On the surface, originalism and textualism do not appear to have much in common. Originalism requires that you examine history; textualism prefers that you ignore it. Originalism treats its framers as all-knowing.  Textualism treats its framers as no-knowing.  But fundamentally, originalism and textualism are both about the tending of sacred texts.  Originalists focus on what the texts’ framers intended while textualists just focus on the texts, but for both the words represent roughly the same thing:  a fixed point, a kind of legal pole star from whose stationary position knowledge may be measured with apparent certainty.  Originalism and textualism are both hedges against relativism. Their principal concern is curbing unconstrained judging.  And their stars have risen in tandem over the last 30 years.

In today’s climate, judges to whom the “restraint” tag is important demonstrate their bona fides by the manner in which they undertake the dissection of a statute.  In this regard, Justice Stras’s opinion for the Court in Nelson is interesting, not because it adopts a hyper-textualist stance, but because it takes such pains to answer to its critics for declining to do so.  Nelson deals with Minn. Stat. 609.375, which criminalizes a person’s failure “to provide care and support” to a spouse or child.  The Court holds that the phrase “care and support” is ambiguous.  An unambiguous statute needs (theoretically) only to be applied; an ambiguous statute must be construed.  Textualists fret that the process of construction gives the opening to courts to substitute their own judgments about what the law should be.  It takes cojones these days for a conservative-leaning judge to find a statute ambiguous.

Justice Stras’s 2o-odd pages in support of his ambiguity finding are actually kind of a romp. We encounter legal doublets, the canon against surplusage, the canon of in pari materia, and DeMorgan’s Theorem, which states (in case you were wondering) that the negative of a conjunctive phrase is equivalent to the disjunction of the negated terms and the negative of a disjunctive phrase is equivalent to the conjunction of the negated terms.
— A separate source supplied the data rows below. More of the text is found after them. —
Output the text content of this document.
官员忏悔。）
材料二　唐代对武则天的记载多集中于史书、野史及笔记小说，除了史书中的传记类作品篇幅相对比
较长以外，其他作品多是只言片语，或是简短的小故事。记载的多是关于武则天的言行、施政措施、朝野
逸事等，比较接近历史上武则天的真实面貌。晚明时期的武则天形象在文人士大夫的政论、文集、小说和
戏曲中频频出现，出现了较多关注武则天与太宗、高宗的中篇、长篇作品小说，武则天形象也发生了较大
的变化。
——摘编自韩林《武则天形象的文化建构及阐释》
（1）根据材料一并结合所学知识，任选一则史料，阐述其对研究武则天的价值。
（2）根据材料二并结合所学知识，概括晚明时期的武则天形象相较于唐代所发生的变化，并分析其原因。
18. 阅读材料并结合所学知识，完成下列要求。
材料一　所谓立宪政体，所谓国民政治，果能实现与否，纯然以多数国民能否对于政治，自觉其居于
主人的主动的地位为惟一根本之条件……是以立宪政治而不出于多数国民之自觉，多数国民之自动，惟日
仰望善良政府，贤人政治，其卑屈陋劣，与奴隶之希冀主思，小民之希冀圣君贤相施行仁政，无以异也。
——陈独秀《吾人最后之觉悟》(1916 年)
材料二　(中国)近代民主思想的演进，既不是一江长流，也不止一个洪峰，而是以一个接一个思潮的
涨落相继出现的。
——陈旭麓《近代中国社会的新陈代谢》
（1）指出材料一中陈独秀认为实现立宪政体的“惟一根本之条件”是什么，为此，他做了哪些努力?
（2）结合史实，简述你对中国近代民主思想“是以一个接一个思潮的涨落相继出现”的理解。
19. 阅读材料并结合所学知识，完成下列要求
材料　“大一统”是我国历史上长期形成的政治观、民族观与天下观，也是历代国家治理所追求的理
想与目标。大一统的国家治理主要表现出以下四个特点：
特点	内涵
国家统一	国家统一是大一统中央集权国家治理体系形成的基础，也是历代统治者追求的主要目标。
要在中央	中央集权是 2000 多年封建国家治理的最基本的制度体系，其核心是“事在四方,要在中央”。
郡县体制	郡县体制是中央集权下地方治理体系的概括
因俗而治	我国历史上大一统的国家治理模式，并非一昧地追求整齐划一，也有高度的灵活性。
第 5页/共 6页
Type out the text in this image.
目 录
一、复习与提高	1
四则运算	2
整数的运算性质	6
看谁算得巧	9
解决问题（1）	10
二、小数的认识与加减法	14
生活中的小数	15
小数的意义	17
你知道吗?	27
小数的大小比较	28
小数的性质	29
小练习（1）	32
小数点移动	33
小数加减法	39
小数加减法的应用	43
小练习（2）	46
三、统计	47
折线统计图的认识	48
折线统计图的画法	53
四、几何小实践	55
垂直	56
Justice Stras writes well, and there is something weirdly gripping about his uber-geeky analysis, like Carl Sagan expounding on The Bluebook.

I found the exchange between Justices Stras and Dietzen over the role of dictionaries particularly interesting.  The practice of decision-by-dictionary has grown in recent years, fueled in part by textualists’ insistence that the existence of dictionary definitions rebuts most arguments that words are ambiguous.  Justice Dietzen criticizes the majority for not applying the most common dictionary definition in its analysis (specifically, of “care,” the most common definition of which is “to worry”).  Justice Dietzen proposes, in effect, a most-literal-meaning rule.  But were Justice Dietzen’s rule applied, then “doublet” would denote Tyrion Lannister’s fitted jacket, and not, as Justice Dietzen uses the term, two ways of saying the same thing that reinforce its meaning.  Justice Stras responds that the relevant definition of a term depends on the context in which it is used.  This would seem too obvious for words, except that in an era of increasing formalism in legal interpretation, it is not too obvious.  Today, common sense needs a champion.

For all my reservations about textualism, though, I must confess I am jealous of statutory construction for its ability to command the Court’s attention.  Would that the Court would approach its Fourth Amendment docket with anything like the brio and intellectual curiosity that Justice Stras shows in Nelson.